Recognising that this is commercially unsustainable, respondents to our Print Census report a continued gravitation towards customised or even specialist products, enabling them to establish clear unique selling points, attract customer loyalty and command more attractive margins.
Change takes time, and more than a decade after the digital wide format revolution truly took hold in the wide format print sector, non-custom products such as banners, posters, signs and billboards still top the list of products being sold by those surveyed.
But change is happening, and as digital technology continues to make deeper inroads in the vast majority of wide format print businesses, the Census shows us that we can expect to see a further shift away from commodity products and towards customised, high margin applications.

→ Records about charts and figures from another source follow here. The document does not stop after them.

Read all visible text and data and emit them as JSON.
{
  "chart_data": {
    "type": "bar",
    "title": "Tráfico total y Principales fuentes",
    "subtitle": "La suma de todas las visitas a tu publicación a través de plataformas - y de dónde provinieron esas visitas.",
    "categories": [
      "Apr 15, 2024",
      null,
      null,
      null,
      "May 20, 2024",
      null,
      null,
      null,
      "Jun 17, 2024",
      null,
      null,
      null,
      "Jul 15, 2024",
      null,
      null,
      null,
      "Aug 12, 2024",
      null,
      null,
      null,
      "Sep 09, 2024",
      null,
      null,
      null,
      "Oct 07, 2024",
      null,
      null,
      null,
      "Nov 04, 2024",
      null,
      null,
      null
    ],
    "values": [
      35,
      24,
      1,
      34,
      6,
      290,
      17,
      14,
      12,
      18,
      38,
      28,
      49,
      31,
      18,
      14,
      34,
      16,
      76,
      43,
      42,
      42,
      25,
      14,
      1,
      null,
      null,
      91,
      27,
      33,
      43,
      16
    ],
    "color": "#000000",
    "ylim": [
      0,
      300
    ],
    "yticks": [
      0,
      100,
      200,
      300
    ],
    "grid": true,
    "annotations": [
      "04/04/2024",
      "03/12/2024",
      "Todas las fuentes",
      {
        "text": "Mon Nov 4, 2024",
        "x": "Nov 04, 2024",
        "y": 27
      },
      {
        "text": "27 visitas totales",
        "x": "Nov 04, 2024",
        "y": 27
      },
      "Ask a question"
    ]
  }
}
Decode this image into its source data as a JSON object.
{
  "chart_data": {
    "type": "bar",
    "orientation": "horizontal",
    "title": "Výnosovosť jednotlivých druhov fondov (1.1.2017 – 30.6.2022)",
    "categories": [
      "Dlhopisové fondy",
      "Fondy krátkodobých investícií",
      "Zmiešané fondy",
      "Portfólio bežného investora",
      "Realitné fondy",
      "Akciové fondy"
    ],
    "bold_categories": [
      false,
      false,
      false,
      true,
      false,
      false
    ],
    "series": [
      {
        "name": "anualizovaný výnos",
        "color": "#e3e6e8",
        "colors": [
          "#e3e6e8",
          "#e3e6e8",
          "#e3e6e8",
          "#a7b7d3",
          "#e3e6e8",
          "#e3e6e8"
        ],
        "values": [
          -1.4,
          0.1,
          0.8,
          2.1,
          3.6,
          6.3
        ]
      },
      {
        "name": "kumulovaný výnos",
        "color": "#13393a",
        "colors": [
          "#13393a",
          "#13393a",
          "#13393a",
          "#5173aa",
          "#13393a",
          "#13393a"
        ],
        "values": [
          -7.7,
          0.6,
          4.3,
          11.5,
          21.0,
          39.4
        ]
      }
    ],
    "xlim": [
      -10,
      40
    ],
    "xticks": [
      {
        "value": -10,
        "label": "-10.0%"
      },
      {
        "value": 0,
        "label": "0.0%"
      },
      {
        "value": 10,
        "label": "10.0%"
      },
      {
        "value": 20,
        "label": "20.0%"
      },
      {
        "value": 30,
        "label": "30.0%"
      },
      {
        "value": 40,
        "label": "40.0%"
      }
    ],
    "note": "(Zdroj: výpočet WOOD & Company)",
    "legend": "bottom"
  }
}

New digital substrates hold one of the keys, and advances in rigid materials, together with increased material handling capability from digital print devices is driving growth in this area, with rigid media now accounting for 25% of output in our survey sample.
Where customisation can truly come in to its own is in decorative applications which by their nature cater to more individual tastes. With digital print, we can respond to a personal interior design brief, or enable a corporate, retail or hospitality environment to quickly and cost-effectively adopt a new aesthetic to reflect seasons or promotional campaigns.
This adoption of digital - and the capability to customise that it confers on printers - is especially evident in the FESPA Print Census responses on the topic of textile print. The survey reveals that 80% of printers are witnessing increased demand for digitally printed garments, textiles for décor and packaging samples.
Digital technology has empowered print. It is no longer about mass reproduction of a single image, but a creative process which enables absolute customisation or personalisation of virtually any surface or environment.
The FESPA Print Census is a global research project undertaken by FESPA in partnership with Infotrends to understand developments in the wide format, screen and digital print community.
The Print Census was funded through FESPA’s Profit for Purpose programme, which reinvests revenues from FESPA’s global events to support printers worldwide with insights, best practice and networking opportunities. The Census was conducted from May 2014 to April 2015, and surveyed over 1200 respondents in 64 countries, both face-to-face and online.